The 14 countries are Indonesia, Bhutan, Cambodia, China, South Korea, Malaysia, Nepal, the Philippines, North Korea, Solomon Islands, Sri Lanka, Thailand, Vanuatu and Vietnam. “Indonesia has much to teach other countries in the region. We look forward to working together to achieve elimination in all APMEN countries,” Feachem added. Tjandra Yoga Aditama, director general for disease control and environmental health at the Health Ministry, said the success of malaria elimination was measured by the Annual Parasite Incidence (API), which is ideally below 1.

“Currently, the country’s average API still stands at 1.69, but has been significantly decreased from 4.68 in 1990 to 1.96 in 2010, and down to 1.75 in 2011 and to 1.69 in 2012,” he said, adding that most of the country’s areas — where 75 percent of its population live, had demonstrated an API below 1. The Health Ministry recorded some 300,000 cases of malaria each year. In 2011, the disease claimed 19 lives. Similar data from the ministry, which includes a map of malaria disease intensity across the archipelago, showed that the prevalence was still high in the eastern part of the country, particularly in Papua and Nusa Tenggara.
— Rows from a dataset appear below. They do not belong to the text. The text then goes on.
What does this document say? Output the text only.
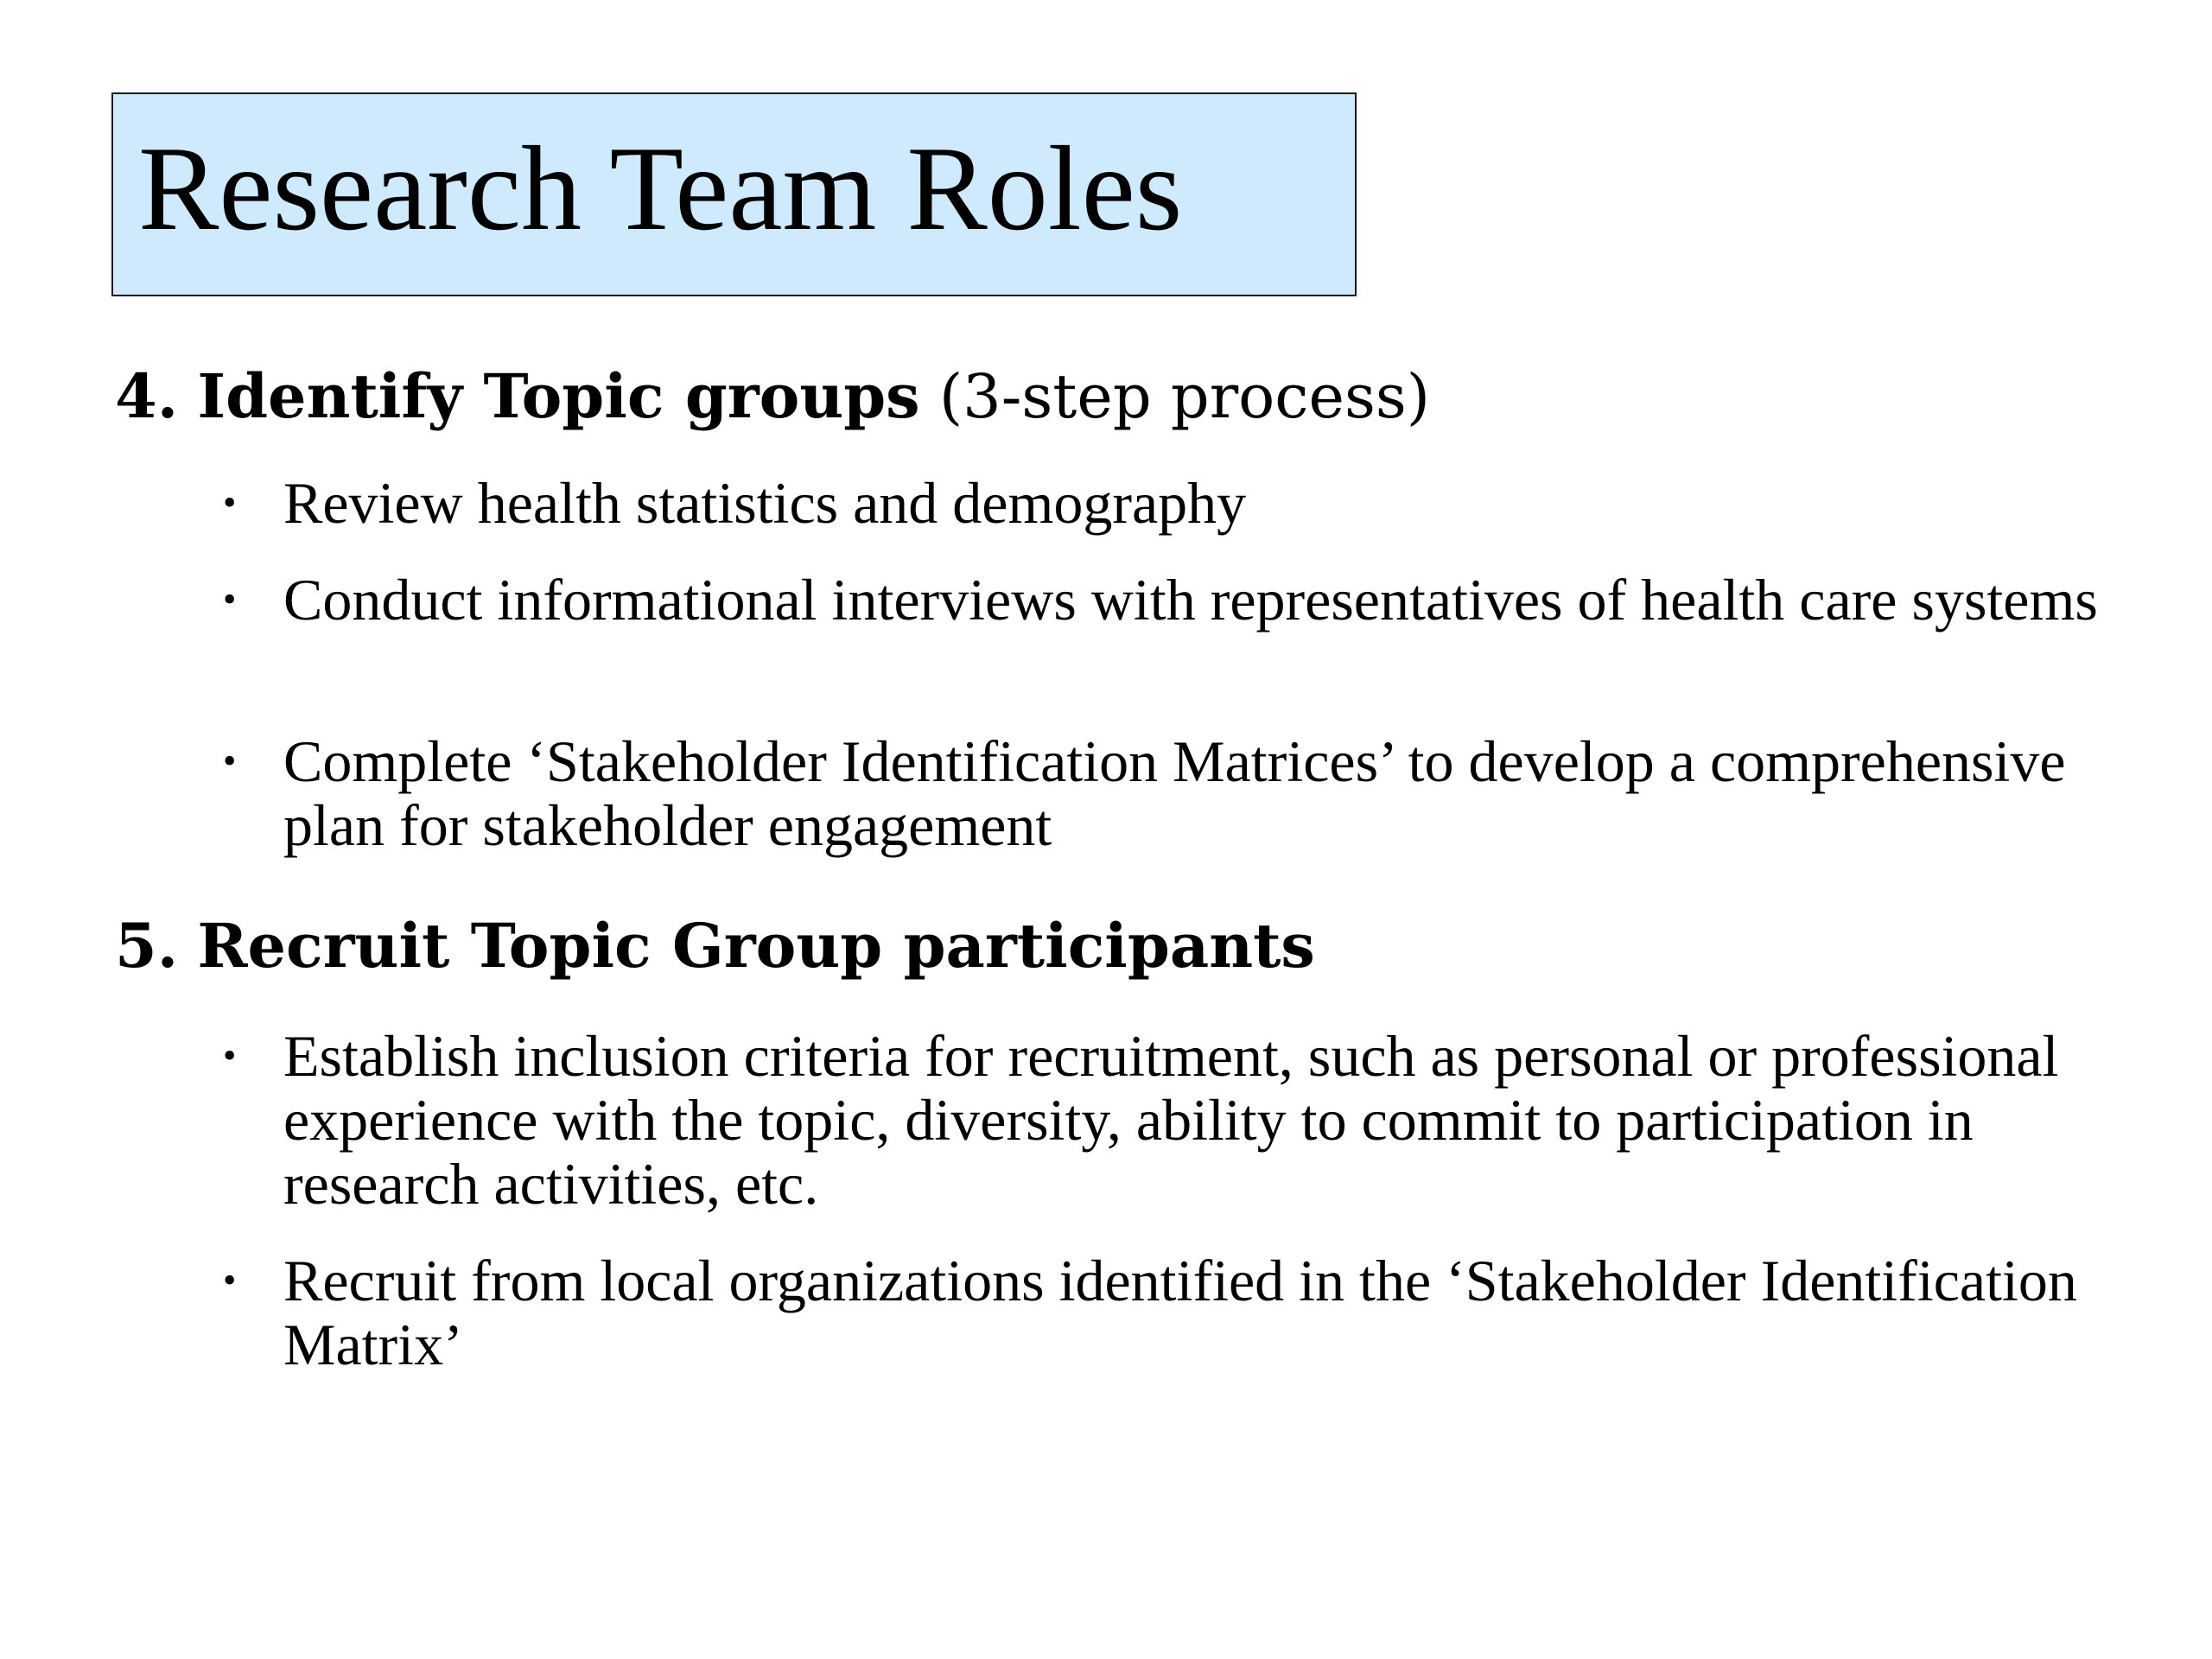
Research Team Roles
4. Identify Topic groups (3-step process)
• Review health statistics and demography
• Conduct informational interviews with representatives of health care systems
• Complete ‘Stakeholder Identification Matrices’ to develop a comprehensive plan for stakeholder engagement
5. Recruit Topic Group participants
• Establish inclusion criteria for recruitment, such as personal or professional experience with the topic, diversity, ability to commit to participation in research activities, etc.
• Recruit from local organizations identified in the ‘Stakeholder Identification Matrix’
The ministry is targeting eliminating malaria in Java, Aceh and Riau by 2015, in Sumatra, Kalimantan, Sulawesi and West Nusa Tenggara by 2020, and in Papua, West Papua, Maluku, North Maluku and East Nusa Tenggara by 2030. In the Asia-Pacific, the number of cases has decreased significantly by 64 percent during the last decade, from 1,272,139 cases in 2000 to 455,479 cases in 2010, according to World Malaria Report 2011 issued by WHO. However, the region is facing a growing crisis of antimalarial drug resistance, which has been detected in Cambodia, Thailand, Myanmar and Vietnam.

The growth in drug resistance is partly driven by the distribution of counterfeit antimalarial drugs and human movement related to increasing trade in the region. Importation of malaria is another common issue faced by the region. The risk for malaria importation and new outbreaks greatly increases with migration. To make greater impacts in malaria elimination, APMEN’s priorities during the coming years are to reduce the spread and eliminate drug-resistant parasites, to increase the effectiveness of surveillance and response systems for malaria case detection and treatment, as well as ensuring financial and political support.